Python client for PDFDancer API
Project description
PDFDancer Python Client
PDF used to be read-only. We fixed that.
Edit text in real-world PDFs—even ones you didn't create. Move images, reposition headers, and change fonts with pixel-perfect control from Python. The same API is also available for TypeScript and Java.
Need the raw API schema?

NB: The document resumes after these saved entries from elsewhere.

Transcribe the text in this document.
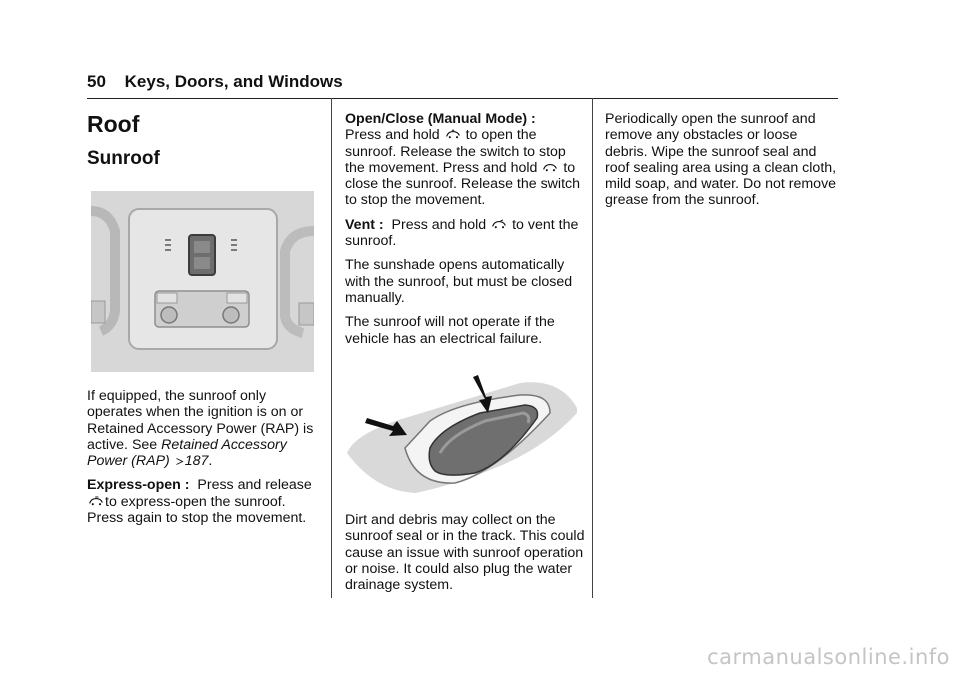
50 Keys, Doors, and Windows
Roof
Sunroof

If equipped, the sunroof only operates when the ignition is on or Retained Accessory Power (RAP) is active. See Retained Accessory Power (RAP) 187.

Express-open : Press and release to express-open the sunroof. Press again to stop the movement.

Open/Close (Manual Mode) :
Press and hold to open the sunroof. Release the switch to stop the movement. Press and hold to close the sunroof. Release the switch to stop the movement.

Vent : Press and hold to vent the sunroof.

The sunshade opens automatically with the sunroof, but must be closed manually.

The sunroof will not operate if the vehicle has an electrical failure.

Dirt and debris may collect on the sunroof seal or in the track. This could cause an issue with sunroof operation or noise. It could also plug the water drainage system.

Periodically open the sunroof and remove any obstacles or loose debris. Wipe the sunroof seal and roof sealing area using a clean cloth, mild soap, and water. Do not remove grease from the sunroof.

carmanualsonline.info
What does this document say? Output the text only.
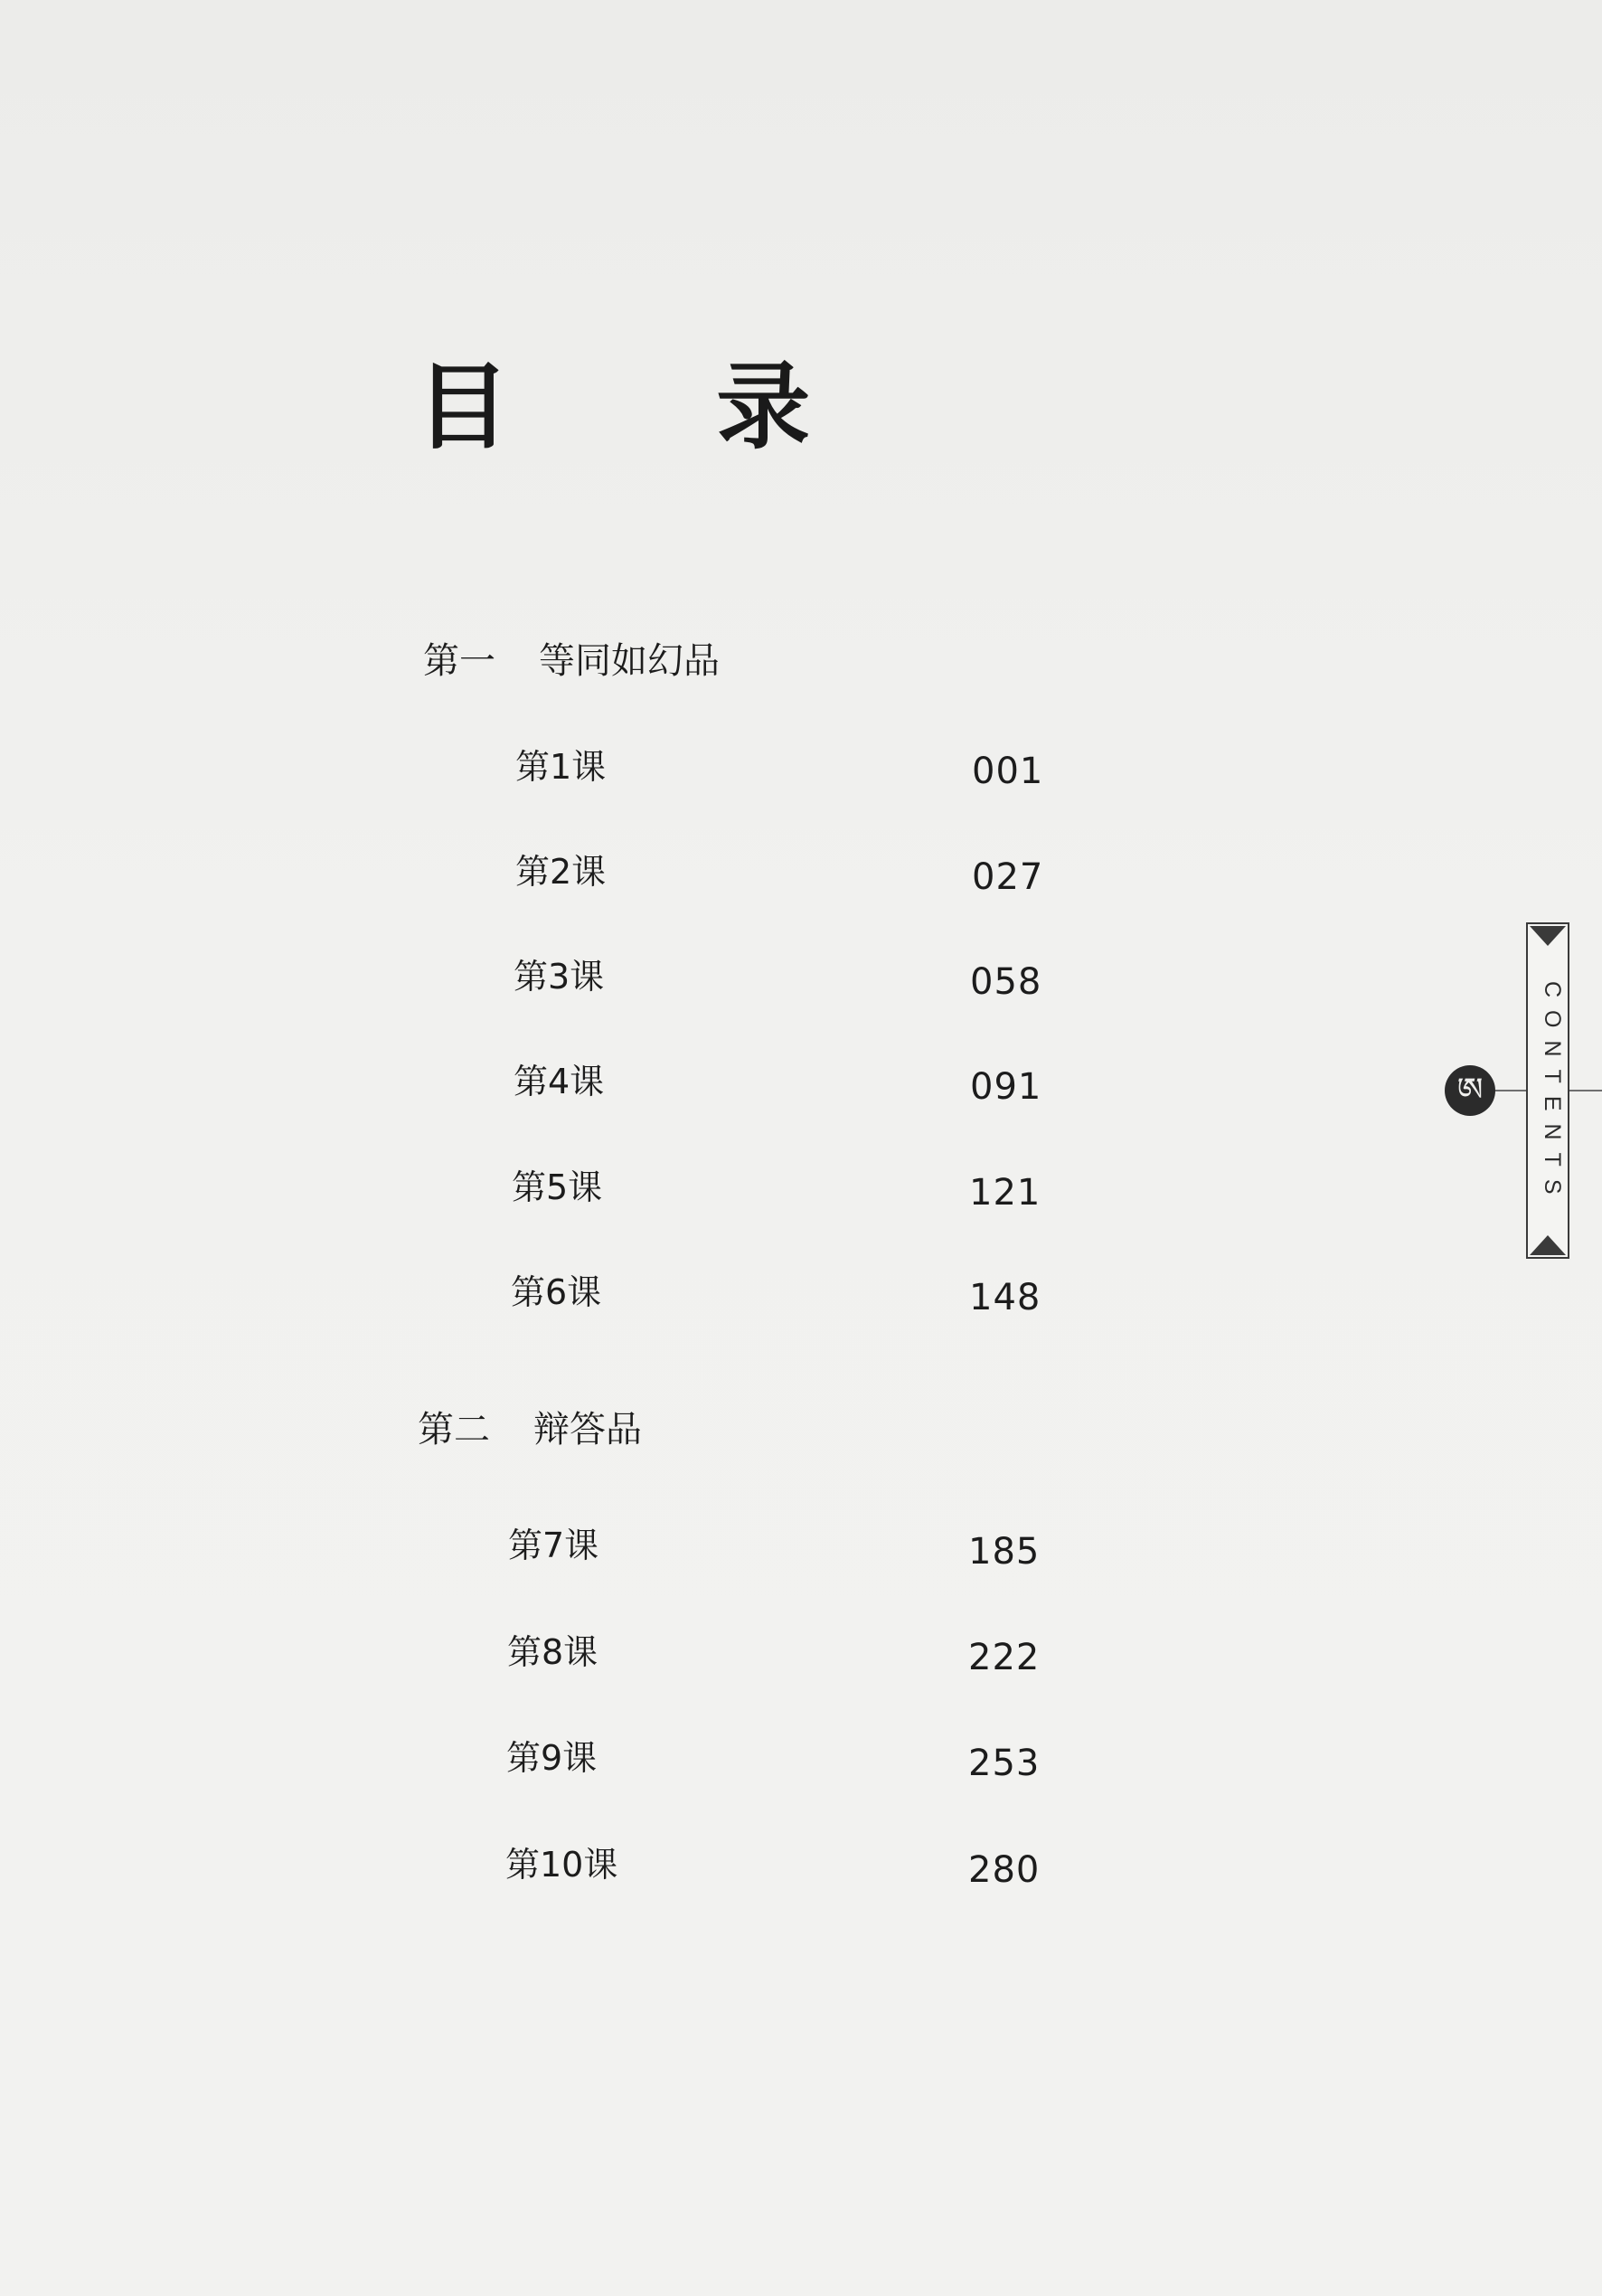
目 录
第一 等同如幻品
第1课	001
第2课	027
第3课	058
第4课	091
第5课	121
第6课	148
第二 辩答品
第7课	185
第8课	222
第9课	253
第10课	280
CONTENTS
ཨ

The latest OpenAPI description lives in
docs/openapi.ymland is published at https://bucket.pdfdancer.com/api-doc/development-0.0.yml.
Highlights
- Locate paragraphs, text lines, images, vector paths, form fields, and pages by page number, coordinates, or text patterns.
- Edit existing content in place with fluent editors and context managers that apply changes safely.
- Programmatically control third-party PDFs—modify invoices, contracts, and reports you did not author.
- Add content with precise XY positioning using paragraph, image, and vector path builders with custom fonts and colors.
- Draw lines, rectangles, and Bezier curves with configurable stroke width, dash patterns, and fill colors.
- Redact sensitive content—replace text, images, or form fields with customizable placeholders.
- Export results as bytes for downstream processing or save directly to disk with one call.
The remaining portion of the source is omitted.